Жертвы Северной войны (СИ), стр. 92

Бонусы:
* * *

Эдвард: Ну сколько мне еще валяться в реанимации?

Мадоши: Пока сессию не закрою — будешь валяться, как миленький! А будешь выступать — еще что-нибудь лишнее отрежу! *плотоядно оглядывает кровать*

Эдвард: Ну что ты, учеба превыше всего!

* * *

Элисия: Том, ты не хочешь признаваться мне в любви, потому что боишься, что я отвечу взаимностью и прослыву извращенкой-педофилкой?.. О, как это мило!

Том: Нет, я просто стесняюсь того, что у меня такое дурацкое имя.

* * *

Элисия: Ну-ка, попробуй и скажи, что они сюда засунули! Это не мышьяк и не цианистый калий. Напоминает синильную кислоту. Может, хоть ты поймешь?

Том:…

* * *

Прикосновение губ обжигало долго — аместрийские ученые старательно продумали формулу кислотной помады

Глава 19. Dum spiro spero

Уже стемнело, и за окном разыгралась нешуточная метель: во всяком случае, в свете фонаря стекло лизали настоящие волны снега, оставляя на нем примерзшие инеистые потеки. Альфонс Хайдерих уже достаточно изучил погоду этого города, чтобы быть уверенным: завтра все стает. Может быть, с утра, а может быть, к обеду, но стает непременно.

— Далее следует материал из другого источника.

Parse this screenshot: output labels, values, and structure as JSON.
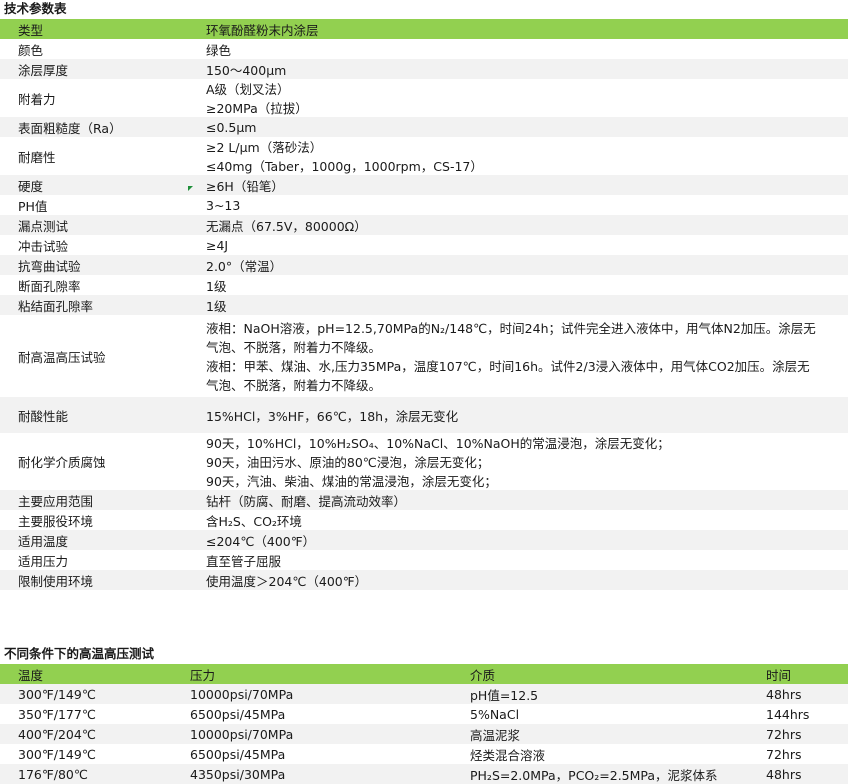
{
  "section1_title": "技术参数表",
  "spec_table": {
    "header": {
      "label": "类型",
      "value": "环氧酚醛粉末内涂层"
    },
    "rows": [
      {
        "label": "颜色",
        "lines": [
          "绿色"
        ]
      },
      {
        "label": "涂层厚度",
        "lines": [
          "150～400μm"
        ]
      },
      {
        "label": "附着力",
        "lines": [
          "A级（划叉法）",
          "≥20MPa（拉拔）"
        ]
      },
      {
        "label": "表面粗糙度（Ra）",
        "lines": [
          "≤0.5μm"
        ]
      },
      {
        "label": "耐磨性",
        "lines": [
          "≥2 L/μm（落砂法）",
          "≤40mg（Taber，1000g，1000rpm，CS-17）"
        ]
      },
      {
        "label": "硬度",
        "lines": [
          "≥6H（铅笔）"
        ]
      },
      {
        "label": "PH值",
        "lines": [
          "3~13"
        ]
      },
      {
        "label": "漏点测试",
        "lines": [
          "无漏点（67.5V，80000Ω）"
        ]
      },
      {
        "label": "冲击试验",
        "lines": [
          "≥4J"
        ]
      },
      {
        "label": "抗弯曲试验",
        "lines": [
          "2.0°（常温）"
        ]
      },
      {
        "label": "断面孔隙率",
        "lines": [
          "1级"
        ]
      },
      {
        "label": "粘结面孔隙率",
        "lines": [
          "1级"
        ]
      },
      {
        "label": "耐高温高压试验",
        "lines": [
          "液相：NaOH溶液，pH=12.5,70MPa的N₂/148℃，时间24h；试件完全进入液体中，用气体N2加压。涂层无",
          "气泡、不脱落，附着力不降级。",
          "液相：甲苯、煤油、水,压力35MPa，温度107℃，时间16h。试件2/3浸入液体中，用气体CO2加压。涂层无",
          "气泡、不脱落，附着力不降级。"
        ]
      },
      {
        "label": "耐酸性能",
        "lines": [
          "15%HCl，3%HF，66℃，18h，涂层无变化"
        ]
      },
      {
        "label": "耐化学介质腐蚀",
        "lines": [
          "90天，10%HCl，10%H₂SO₄、10%NaCl、10%NaOH的常温浸泡，涂层无变化；",
          "90天，油田污水、原油的80℃浸泡，涂层无变化；",
          "90天，汽油、柴油、煤油的常温浸泡，涂层无变化；"
        ]
      },
      {
        "label": "主要应用范围",
        "lines": [
          "钻杆（防腐、耐磨、提高流动效率）"
        ]
      },
      {
        "label": "主要服役环境",
        "lines": [
          "含H₂S、CO₂环境"
        ]
      },
      {
        "label": "适用温度",
        "lines": [
          "≤204℃（400℉）"
        ]
      },
      {
        "label": "适用压力",
        "lines": [
          "直至管子屈服"
        ]
      },
      {
        "label": "限制使用环境",
        "lines": [
          "使用温度＞204℃（400℉）"
        ]
      }
    ]
  },
  "section2_title": "不同条件下的高温高压测试",
  "test_table": {
    "headers": [
      "温度",
      "压力",
      "介质",
      "时间"
    ],
    "rows": [
      [
        "300℉/149℃",
        "10000psi/70MPa",
        "pH值=12.5",
        "48hrs"
      ],
      [
        "350℉/177℃",
        "6500psi/45MPa",
        "5%NaCl",
        "144hrs"
      ],
      [
        "400℉/204℃",
        "10000psi/70MPa",
        "高温泥浆",
        "72hrs"
      ],
      [
        "300℉/149℃",
        "6500psi/45MPa",
        "烃类混合溶液",
        "72hrs"
      ],
      [
        "176℉/80℃",
        "4350psi/30MPa",
        "PH₂S=2.0MPa，PCO₂=2.5MPa，泥浆体系",
        "48hrs"
      ]
    ]
  }
}
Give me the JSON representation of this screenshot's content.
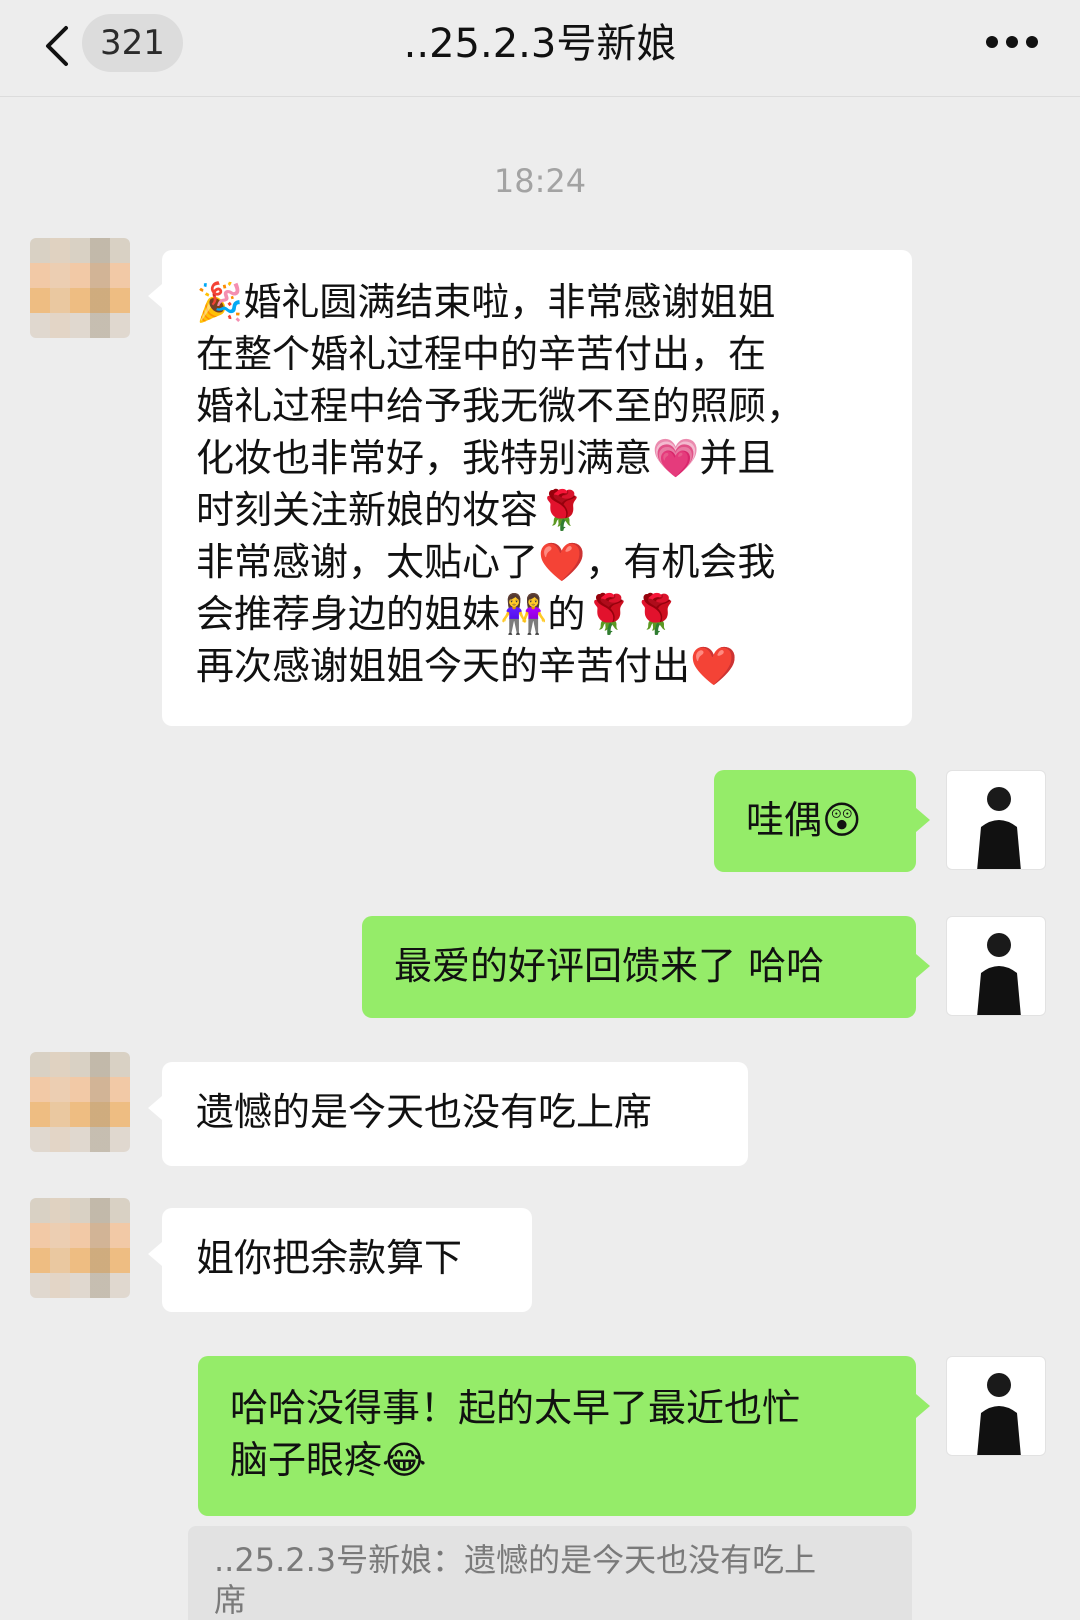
{
  "header": {
    "unread_badge": "321",
    "title": "..25.2.3号新娘"
  },
  "icons": {
    "back": "chevron-left-icon",
    "more": "more-dots-icon"
  },
  "timestamp": "18:24",
  "messages": [
    {
      "side": "left",
      "lines": [
        "🎉婚礼圆满结束啦，非常感谢姐姐",
        "在整个婚礼过程中的辛苦付出，在",
        "婚礼过程中给予我无微不至的照顾，",
        "化妆也非常好，我特别满意💗并且",
        "时刻关注新娘的妆容🌹",
        "非常感谢，太贴心了❤️，有机会我",
        "会推荐身边的姐妹👭的🌹🌹",
        "再次感谢姐姐今天的辛苦付出❤️"
      ]
    },
    {
      "side": "right",
      "text": "哇偶😲"
    },
    {
      "side": "right",
      "text": "最爱的好评回馈来了 哈哈"
    },
    {
      "side": "left",
      "text": "遗憾的是今天也没有吃上席"
    },
    {
      "side": "left",
      "text": "姐你把余款算下"
    },
    {
      "side": "right",
      "lines": [
        "哈哈没得事！起的太早了最近也忙",
        "脑子眼疼😂"
      ]
    }
  ],
  "quote": {
    "lines": [
      "..25.2.3号新娘：遗憾的是今天也没有吃上",
      "席"
    ]
  },
  "colors": {
    "background": "#ededed",
    "bubble_green": "#95ec69",
    "bubble_white": "#ffffff",
    "timestamp": "#a3a3a3"
  }
}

— Эх, гнилая погодка, — недовольно пробормотал Керспи, перебирая черную бороду толстыми пальцами-коряжками. — То ли дело у нас… снег… и радуги над снегом.

— Радуги? — переспросил Альфонс. Последнее время Керспи начал все чаще побеждать. Вот и сейчас: он уверенно разыгрывал черными эндшпиль при лишней пешке, а белые вынуждены были оставаться в обороне, время от времени уныло огрызаясь.

— Ну, вроде вашего северного сияния, только днем. Это, конечно, не водяные радуги. Какие-то там капризы атмосферы… рефракция там, или дисперсия?.. Хрен его знает, я же не синоптик. Я, друг мой, зверь-гуманитерий… Возьму-ка я пешку, пожалуй, — рука скакнула над доской, переставив ладью на Д2.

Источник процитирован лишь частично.